De Constantin Popescu (Roumanie)
Avec Bogdan Dumitrache, Iulia Lumanare
Argument: Cristina et Tudor Ionescu forment une famille heureuse avec leurs deux enfants Maria et Ilie. Ils ont la trentaine, vivent dans un bel appartement en ville. Il travaille dans une entreprise de téléphone elle est comptable. Un dimanche matin, alors que Tudor se trouve avec les enfants au parc, Maria disparaît ...
Comment "survivre" à la disparition d'un être cher, son enfant? Confrontés à l’horreur de l’évidence, le corps et l’âme ne sont plus que lambeaux ; lacérés déchiquetés ils ne sont plus que souffrance et suffocation dans la solitude et la quête d’un improbable retour. C’est tout cela que Christian Popescu illustre et rend "palpable" dans Pororoca pas un jour ne passe…(Pororoca désigne un phénomène naturel et ravageur en Amazonie)
Les choix stylistiques (plans-séquences, caméra portée, attention particulière accordée aux objets, bruitage) sont au service d’une construction où jamais ne sont surlignées les différentes étapes tant elles s’incorporent naturellement à la dramaturgie.

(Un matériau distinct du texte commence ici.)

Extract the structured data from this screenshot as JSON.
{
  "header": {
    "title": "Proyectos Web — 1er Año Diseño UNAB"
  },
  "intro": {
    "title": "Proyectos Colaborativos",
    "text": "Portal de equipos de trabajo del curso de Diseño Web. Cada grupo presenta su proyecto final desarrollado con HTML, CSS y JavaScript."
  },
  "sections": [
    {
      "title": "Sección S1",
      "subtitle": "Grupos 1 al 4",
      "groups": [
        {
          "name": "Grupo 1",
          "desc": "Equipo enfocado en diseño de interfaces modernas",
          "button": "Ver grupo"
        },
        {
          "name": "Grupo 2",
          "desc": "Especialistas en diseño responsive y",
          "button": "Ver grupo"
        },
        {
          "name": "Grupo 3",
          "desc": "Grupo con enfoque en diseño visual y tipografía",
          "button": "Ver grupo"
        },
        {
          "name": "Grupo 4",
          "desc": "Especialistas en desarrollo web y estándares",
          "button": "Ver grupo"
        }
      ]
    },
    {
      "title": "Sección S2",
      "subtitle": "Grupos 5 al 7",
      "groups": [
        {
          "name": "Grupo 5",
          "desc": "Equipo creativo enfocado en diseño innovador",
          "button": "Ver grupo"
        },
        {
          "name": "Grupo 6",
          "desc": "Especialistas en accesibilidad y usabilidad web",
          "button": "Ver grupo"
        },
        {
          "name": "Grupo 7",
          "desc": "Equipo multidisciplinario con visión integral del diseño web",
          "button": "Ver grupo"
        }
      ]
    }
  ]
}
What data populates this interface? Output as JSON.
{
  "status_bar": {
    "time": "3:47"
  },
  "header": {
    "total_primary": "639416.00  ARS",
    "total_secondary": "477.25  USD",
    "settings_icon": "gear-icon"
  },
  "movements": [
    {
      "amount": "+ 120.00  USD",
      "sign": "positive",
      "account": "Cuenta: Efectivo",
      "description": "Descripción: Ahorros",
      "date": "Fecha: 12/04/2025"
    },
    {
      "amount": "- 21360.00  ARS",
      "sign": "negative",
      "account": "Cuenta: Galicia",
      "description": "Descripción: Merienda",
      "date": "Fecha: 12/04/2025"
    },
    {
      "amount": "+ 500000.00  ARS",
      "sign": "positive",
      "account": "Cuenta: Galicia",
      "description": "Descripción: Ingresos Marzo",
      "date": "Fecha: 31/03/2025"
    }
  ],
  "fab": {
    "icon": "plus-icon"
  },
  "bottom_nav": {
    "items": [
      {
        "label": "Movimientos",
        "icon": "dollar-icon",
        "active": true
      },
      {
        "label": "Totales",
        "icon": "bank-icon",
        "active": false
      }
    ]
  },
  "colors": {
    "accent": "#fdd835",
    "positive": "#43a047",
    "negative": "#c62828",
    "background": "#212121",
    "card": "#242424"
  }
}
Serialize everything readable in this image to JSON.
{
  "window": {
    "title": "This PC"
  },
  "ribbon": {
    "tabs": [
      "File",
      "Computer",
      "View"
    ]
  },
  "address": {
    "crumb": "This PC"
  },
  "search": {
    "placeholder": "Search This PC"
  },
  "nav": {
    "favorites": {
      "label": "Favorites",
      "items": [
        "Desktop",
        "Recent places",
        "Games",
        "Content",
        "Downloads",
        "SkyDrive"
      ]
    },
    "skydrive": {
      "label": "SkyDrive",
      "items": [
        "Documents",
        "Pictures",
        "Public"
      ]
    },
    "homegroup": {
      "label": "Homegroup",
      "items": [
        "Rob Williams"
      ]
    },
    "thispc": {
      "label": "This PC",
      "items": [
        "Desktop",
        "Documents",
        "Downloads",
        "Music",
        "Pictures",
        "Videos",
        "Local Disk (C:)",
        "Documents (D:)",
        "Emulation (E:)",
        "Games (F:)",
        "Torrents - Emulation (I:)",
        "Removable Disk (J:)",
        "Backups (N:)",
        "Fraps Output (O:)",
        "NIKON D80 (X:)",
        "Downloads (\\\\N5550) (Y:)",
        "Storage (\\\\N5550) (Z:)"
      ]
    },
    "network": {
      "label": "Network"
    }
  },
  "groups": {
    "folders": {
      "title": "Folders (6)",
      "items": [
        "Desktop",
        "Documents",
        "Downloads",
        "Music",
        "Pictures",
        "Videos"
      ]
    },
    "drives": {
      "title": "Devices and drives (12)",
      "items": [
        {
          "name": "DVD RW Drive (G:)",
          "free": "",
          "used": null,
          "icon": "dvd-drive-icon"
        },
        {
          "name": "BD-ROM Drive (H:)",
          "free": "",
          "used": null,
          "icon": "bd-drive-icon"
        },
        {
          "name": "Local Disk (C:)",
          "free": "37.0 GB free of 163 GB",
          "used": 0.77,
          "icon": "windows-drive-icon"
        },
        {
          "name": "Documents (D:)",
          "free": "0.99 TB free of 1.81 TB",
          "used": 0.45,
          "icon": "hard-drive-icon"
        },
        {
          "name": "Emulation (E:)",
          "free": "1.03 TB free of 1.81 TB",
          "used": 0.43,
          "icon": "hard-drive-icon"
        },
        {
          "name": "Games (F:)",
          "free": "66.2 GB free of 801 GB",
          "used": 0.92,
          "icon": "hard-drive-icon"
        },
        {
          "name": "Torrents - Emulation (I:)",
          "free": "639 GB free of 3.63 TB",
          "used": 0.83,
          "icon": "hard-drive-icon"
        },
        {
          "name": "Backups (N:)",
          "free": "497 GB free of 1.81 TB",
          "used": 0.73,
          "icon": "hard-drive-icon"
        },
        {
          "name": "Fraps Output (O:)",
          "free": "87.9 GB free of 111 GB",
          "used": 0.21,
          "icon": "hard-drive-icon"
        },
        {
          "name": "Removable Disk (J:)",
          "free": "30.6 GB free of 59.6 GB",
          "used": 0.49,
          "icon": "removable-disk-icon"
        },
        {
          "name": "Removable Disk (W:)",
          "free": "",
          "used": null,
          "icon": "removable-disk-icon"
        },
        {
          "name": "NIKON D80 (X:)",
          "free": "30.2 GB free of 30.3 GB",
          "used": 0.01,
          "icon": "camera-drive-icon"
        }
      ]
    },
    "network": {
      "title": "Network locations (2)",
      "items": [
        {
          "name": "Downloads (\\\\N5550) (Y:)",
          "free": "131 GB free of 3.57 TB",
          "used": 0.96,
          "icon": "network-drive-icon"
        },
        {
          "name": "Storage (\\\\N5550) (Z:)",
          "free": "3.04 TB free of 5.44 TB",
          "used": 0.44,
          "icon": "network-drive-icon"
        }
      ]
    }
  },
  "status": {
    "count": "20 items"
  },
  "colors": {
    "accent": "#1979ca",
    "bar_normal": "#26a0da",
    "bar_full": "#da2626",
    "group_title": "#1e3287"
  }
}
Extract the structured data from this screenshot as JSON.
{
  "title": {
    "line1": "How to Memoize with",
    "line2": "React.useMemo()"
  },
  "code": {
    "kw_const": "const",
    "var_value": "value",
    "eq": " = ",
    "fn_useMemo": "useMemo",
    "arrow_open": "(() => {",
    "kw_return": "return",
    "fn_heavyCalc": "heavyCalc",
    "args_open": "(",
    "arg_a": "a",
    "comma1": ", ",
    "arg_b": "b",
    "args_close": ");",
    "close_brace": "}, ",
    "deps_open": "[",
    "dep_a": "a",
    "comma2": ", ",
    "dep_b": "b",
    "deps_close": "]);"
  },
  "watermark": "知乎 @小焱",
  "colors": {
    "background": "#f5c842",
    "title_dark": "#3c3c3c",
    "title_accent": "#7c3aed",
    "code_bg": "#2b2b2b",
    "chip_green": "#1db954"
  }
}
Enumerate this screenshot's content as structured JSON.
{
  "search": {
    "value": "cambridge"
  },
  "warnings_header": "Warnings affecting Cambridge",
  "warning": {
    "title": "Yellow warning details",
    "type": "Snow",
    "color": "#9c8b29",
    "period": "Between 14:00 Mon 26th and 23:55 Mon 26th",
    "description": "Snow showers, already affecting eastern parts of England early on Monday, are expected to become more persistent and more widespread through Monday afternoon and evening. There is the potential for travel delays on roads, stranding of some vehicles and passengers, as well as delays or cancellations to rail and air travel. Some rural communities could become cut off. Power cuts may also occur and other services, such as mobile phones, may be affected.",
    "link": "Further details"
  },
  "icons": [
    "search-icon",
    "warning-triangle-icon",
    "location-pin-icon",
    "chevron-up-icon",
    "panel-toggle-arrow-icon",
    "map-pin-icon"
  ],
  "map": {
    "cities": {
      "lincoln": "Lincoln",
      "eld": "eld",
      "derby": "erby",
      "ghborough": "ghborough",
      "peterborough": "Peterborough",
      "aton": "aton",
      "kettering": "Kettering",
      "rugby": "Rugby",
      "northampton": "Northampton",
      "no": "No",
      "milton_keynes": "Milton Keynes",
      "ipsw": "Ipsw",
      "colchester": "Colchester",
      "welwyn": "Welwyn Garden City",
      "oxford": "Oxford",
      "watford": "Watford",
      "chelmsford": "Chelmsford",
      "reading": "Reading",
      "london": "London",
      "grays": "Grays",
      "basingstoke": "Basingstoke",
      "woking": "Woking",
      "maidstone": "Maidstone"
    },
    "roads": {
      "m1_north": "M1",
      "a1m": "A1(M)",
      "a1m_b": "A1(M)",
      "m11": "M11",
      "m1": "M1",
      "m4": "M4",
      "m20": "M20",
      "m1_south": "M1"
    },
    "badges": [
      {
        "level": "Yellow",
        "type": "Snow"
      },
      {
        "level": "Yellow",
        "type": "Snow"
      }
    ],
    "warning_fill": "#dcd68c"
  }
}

À l‘insouciance heureuse -un dimanche dans le parc, traité en un plan-séquence de plus de 15’- succède la panique -Maria a quitté subitement le champ de vision et de la caméra et de son père Tudor ; à la panique, le désespoir -les tentatives de la gendarmerie semblent frappées d’inanité- au désespoir l’obsession dévastatrice.
Le couple se délite et à partir du moment où Cristina décide d’aller rejoindre "provisoirement " ses parents avec Ilie, Constantin Popescu s’intéressera aux "ravages" exercés sur le père (coupable d'un moment d’inattention???). L’acteur Bogdan Dumitrache sera de tous les plans jusqu’à envahir l’écran...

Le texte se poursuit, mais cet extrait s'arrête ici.